Higher Altitudes, Lower Power

Among the comments on my recent piece about Octane Number (ON), Dante Fiero writes to mention the effect of density altitude. Let’s start with a formal definition: Density altitude is that altitude above sea level which, at standard atmospheric conditions, would give the observed air density. Aircraft operators must take this into account because as density altitude rises, oxygen becomes less plentiful (atmospheric pressure falls with altitude), and so unsupercharged engines produce proportionally less power. (There’s also the matter of aerodynamic lift—more on that later.)

Looked at another way, the reduced air density at altitude is like involuntarily operating an engine on part throttle. As you reduce the throttle opening (given constant fuel-air ratio), you also reduce an engine’s tendency to detonate. That being so, gas stations at higher altitudes can safely offer lower ON fuel, and in such places you’ll often see 85 ON pump gas being sold instead of 87.

Rider Richard Schlachter and I were definitely operating on part throttle one night as we crested the Continental Divide at some 12,000 feet. Wanting to stretch our legs, we parked the van and got out to run up to a nearby monument. We weren’t even close before we both had to stop, huffing and puffing; each breath was bringing us about half the oxygen normally available at sea level.

During World War I, pilots noticed the loss of power with altitude (their engines were unsupercharged). As an example, at 13,780 feet above sea level, atmospheric pressure is half of what it is at sea level—no wonder Schlachter and I were gasping. Engineers realized there was an easy way to boost engine power at high altitude: with less air pressure available there, they could safely raise the compression ratio far above what would cause knock at sea level. The various proposed variable-compression-ratio auto engines all exploit this same effect. At part throttle they switch to high compression because it extracts more energy from each pound of fuel burned. Yet as the operator opens the throttle to accelerate, the system reduces the compression ratio to prevent the detonation. The overall effect is reduced fuel consumption.

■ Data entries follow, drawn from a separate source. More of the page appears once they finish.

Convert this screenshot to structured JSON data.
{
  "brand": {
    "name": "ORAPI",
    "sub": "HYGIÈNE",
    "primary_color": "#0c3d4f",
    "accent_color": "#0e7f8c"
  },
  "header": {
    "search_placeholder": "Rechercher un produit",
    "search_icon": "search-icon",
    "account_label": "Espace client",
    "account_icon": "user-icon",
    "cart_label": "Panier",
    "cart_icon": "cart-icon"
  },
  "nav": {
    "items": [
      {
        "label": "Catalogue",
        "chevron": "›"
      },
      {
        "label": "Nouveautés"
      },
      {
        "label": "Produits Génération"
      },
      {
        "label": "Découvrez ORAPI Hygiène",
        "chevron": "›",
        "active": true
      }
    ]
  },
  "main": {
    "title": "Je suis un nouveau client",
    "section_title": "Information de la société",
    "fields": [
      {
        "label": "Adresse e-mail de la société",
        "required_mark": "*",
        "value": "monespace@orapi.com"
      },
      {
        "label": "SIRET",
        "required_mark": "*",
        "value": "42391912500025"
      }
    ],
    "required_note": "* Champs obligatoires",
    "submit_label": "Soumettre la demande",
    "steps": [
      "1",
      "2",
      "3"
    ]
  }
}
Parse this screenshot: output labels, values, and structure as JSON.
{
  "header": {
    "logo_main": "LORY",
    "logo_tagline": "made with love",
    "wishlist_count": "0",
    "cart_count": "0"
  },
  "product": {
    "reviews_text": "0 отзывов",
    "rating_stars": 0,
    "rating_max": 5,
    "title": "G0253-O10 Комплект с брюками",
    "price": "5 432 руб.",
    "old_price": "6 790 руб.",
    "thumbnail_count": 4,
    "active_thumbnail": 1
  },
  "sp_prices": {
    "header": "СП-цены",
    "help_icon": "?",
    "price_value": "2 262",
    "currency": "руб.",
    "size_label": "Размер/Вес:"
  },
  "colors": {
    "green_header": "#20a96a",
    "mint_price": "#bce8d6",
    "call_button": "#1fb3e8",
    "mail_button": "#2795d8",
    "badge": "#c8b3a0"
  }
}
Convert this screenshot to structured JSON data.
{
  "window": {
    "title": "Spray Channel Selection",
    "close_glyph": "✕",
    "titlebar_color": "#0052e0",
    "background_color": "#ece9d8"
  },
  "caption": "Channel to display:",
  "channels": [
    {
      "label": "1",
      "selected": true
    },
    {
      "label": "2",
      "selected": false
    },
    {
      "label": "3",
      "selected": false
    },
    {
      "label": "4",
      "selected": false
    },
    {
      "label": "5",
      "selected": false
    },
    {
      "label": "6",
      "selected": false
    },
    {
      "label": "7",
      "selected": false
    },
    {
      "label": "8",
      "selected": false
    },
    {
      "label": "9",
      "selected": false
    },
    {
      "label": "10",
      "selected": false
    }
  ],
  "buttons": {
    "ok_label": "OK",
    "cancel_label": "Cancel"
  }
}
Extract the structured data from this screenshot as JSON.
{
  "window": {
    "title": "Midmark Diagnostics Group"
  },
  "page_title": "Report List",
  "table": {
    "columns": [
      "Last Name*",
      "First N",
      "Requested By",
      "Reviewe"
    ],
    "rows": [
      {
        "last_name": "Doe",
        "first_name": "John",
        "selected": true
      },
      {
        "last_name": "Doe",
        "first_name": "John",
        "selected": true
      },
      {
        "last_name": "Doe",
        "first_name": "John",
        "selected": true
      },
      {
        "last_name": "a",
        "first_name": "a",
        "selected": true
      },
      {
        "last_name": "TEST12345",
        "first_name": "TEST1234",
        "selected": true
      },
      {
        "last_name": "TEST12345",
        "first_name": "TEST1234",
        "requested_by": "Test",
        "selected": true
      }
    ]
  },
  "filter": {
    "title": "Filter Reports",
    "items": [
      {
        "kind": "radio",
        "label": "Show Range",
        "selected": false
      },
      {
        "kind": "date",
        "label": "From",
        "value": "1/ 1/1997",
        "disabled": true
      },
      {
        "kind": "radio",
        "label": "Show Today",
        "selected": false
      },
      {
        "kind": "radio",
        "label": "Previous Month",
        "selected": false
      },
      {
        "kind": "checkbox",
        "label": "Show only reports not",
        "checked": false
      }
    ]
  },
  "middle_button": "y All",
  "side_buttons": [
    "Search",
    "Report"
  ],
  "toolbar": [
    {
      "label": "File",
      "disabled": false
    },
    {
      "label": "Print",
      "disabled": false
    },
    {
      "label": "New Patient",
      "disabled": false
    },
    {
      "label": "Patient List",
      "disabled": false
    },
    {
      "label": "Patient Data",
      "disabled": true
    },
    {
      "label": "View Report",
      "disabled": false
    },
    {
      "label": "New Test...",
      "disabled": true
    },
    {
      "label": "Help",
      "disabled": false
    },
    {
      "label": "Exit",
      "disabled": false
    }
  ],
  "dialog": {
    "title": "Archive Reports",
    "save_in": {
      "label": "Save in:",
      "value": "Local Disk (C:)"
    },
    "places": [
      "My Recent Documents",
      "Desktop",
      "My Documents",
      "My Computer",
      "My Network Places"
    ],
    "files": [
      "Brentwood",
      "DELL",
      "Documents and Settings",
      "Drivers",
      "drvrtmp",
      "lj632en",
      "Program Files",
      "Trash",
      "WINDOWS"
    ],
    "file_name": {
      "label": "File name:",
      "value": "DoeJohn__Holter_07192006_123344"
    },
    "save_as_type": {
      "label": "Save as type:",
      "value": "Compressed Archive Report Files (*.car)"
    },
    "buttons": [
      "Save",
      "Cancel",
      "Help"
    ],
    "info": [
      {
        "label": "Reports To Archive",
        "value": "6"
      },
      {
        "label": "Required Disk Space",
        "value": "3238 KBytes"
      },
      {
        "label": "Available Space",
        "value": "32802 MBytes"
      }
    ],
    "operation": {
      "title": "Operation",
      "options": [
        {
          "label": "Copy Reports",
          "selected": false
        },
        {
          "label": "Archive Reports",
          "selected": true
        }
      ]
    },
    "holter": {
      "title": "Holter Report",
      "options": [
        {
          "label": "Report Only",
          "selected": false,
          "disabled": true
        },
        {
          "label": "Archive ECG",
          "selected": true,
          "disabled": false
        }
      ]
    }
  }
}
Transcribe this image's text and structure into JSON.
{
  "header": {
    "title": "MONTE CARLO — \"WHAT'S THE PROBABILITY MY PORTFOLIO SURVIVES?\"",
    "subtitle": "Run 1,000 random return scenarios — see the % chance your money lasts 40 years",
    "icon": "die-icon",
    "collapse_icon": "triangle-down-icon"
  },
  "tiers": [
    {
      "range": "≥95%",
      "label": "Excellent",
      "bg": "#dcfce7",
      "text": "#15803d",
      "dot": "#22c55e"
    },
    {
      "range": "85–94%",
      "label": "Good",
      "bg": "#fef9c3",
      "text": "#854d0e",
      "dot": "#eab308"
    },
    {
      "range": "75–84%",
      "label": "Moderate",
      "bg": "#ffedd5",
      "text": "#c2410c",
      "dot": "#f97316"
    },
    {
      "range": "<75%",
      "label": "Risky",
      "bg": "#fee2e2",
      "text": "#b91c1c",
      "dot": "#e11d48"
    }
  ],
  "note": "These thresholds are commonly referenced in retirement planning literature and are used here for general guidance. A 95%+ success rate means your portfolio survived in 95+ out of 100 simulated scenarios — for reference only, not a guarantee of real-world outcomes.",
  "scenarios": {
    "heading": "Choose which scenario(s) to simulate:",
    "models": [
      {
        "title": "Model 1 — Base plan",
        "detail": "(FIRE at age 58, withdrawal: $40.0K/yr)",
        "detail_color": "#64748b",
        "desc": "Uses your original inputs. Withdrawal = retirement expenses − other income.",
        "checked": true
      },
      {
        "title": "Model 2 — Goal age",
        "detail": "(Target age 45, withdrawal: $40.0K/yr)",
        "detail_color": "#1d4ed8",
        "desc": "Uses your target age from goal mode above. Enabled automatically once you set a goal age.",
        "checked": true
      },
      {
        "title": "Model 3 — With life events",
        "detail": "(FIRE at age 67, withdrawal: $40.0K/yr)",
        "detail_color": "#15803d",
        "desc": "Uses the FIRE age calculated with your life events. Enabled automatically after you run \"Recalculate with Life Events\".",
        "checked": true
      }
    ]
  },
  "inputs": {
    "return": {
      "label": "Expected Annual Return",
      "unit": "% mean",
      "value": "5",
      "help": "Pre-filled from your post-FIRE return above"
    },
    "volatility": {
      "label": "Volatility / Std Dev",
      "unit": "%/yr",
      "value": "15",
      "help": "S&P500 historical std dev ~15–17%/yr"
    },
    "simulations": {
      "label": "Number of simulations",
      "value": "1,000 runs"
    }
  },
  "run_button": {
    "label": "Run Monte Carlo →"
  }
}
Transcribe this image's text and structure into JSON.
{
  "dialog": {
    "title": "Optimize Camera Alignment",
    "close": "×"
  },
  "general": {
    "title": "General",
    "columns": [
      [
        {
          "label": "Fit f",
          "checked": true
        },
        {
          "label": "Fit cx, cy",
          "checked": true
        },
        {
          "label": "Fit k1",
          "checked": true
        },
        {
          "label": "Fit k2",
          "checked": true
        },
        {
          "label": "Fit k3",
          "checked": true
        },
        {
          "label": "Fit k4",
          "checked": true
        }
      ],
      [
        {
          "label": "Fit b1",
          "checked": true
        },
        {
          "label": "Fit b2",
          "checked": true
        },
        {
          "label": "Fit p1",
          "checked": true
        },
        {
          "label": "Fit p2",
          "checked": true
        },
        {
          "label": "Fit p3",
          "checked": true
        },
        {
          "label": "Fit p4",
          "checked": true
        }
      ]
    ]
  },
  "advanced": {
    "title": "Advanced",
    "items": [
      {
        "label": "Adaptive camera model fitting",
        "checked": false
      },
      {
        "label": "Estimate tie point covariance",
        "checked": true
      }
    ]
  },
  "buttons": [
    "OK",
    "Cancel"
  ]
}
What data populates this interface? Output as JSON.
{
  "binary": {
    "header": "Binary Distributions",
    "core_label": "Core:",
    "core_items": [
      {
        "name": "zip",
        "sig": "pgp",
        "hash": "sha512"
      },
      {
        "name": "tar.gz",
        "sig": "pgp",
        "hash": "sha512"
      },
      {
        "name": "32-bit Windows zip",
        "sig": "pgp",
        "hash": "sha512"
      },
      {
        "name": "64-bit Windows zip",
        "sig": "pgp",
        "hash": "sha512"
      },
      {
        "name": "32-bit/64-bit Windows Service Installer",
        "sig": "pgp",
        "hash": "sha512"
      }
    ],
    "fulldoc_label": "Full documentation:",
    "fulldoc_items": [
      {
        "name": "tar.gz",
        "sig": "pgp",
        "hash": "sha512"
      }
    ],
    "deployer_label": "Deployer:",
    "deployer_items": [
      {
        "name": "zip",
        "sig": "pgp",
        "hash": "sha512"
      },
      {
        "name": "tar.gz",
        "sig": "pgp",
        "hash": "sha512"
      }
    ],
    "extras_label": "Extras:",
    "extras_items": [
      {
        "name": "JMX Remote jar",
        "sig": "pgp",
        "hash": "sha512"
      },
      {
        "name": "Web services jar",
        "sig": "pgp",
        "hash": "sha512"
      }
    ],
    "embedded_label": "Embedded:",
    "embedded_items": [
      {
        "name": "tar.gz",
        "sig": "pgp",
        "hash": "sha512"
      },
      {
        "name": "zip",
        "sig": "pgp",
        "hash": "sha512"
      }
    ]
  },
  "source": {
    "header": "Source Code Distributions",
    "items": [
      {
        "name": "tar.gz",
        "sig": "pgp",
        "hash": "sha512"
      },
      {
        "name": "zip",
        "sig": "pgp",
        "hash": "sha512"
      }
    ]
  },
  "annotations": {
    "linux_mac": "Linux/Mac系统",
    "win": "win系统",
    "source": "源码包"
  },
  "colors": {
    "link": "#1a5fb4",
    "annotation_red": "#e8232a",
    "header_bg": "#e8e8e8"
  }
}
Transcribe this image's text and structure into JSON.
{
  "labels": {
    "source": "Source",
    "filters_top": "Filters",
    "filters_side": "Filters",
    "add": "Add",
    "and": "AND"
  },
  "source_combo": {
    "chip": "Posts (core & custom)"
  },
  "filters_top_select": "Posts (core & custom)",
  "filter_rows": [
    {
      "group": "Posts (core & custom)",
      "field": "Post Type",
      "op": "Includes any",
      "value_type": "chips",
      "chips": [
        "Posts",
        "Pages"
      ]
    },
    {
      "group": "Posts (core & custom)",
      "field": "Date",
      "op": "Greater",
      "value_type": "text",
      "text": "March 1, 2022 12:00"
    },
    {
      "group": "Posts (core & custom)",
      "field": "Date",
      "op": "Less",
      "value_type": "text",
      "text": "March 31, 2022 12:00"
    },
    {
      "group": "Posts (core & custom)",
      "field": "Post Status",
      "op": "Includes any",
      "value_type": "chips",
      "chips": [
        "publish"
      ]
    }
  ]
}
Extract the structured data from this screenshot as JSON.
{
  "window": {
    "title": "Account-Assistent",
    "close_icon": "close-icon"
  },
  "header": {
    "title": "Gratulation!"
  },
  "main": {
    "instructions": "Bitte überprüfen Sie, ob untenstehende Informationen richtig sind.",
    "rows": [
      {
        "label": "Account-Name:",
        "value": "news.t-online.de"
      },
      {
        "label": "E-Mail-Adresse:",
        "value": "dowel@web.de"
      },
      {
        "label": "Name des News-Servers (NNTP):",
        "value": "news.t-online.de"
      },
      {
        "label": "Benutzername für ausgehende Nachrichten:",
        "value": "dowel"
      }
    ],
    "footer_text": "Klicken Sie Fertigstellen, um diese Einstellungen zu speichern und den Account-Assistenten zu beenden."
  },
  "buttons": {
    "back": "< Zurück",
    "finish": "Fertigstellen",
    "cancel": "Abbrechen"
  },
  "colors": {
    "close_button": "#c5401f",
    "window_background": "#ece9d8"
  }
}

But the high-compression aircraft engine faced a problem: How could it take off in denser sea-level air without destroying itself with knock? The easy answer was to limit throttle opening, thereby keeping engine manifold pressure low. In practice, this meant opening the throttle by degrees during climb. On June 17, 1919, in an aircraft powered by a BMW IV engine (designed by the same Max Friz who four years later would give us BMW’s first motorcycle powerplant), Franz Zeno Diemer climbed to just over 32,000 feet using this scheme of throttle scheduling.

During the 1920s and ‘30s, supercharged aircraft engines would overcome the loss of air density at altitude; builders of racing cars and bikes were working along the same lines. Supercharging pumps a greater volume of air through an engine than can be simply drawn into a cylinder by its pistons. If a pump can force twice as much fuel-air mixture into an engine as it can breathe on its own, you can potentially double its horsepower at any given rpm. Diemer’s engine at 32,000 feet was inhaling only 23 percent as much air as at sea level, but was still making enough power to fly. His climb to that altitude took an hour and a half.

Air density also affects the lift that an aircraft’s wings can generate, whether those wings are fixed or rotary. This is why helicopters generally can’t fly as high as other aircraft. Air density also limits a fixed-wing aircraft’s options when taking off from airports that are “hot and high” (the two prime sources of lost air density), such as Albuquerque, New Mexico.

When in mid-1972 I drove to Boston’s Logan Airport to buy a barrel of 115-145 aviation gas (the purple stuff), the nervous young man pumping the fuel (I suspect he pocketed the money I handed over) kept referring to it as “helicopter gas.” I realized that was because the only aircraft still needing this fuel were helicopters with piston engines; jets had replaced all the DC-7 and Constellation piston airliners. But a long-serving Sikorsky S-58 with an R-1820 in its bulbous nose still needed all the knock resistance it could get to take off with normal margins. That purple gas was a soothing balm for my hot-running air-cooled Kawasaki H2R.

There is even a third cause of reduced oxygen availability. In late 1944-45, extreme humidity caused B-29 bombers operating from the Marianas Islands 1,500 miles south of Japan to lose roughly 100 takeoff horsepower per engine. West Coast riders competing at the old AMA roadrace national at Loudon, New Hampshire, were less experienced than locals when it came to dealing with moisture-saturated air. Near the end of motorcycling’s carburetor era, race teams carried gauges reporting air density and relative humidity. I would often see them, placed carefully in the shade under team trucks.

On today’s production bikes and racebikes, digital fuel systems continuously optimize fuel mixture just as race mechanics used to do by changing jets and metering-needle heights.

Who knows? Perhaps soon in our drive to make life safer by replacing human responsibility with machines we will choose to automate our personal lives. “Alexa, which one should I ask to marry me—Susan or Sarah?”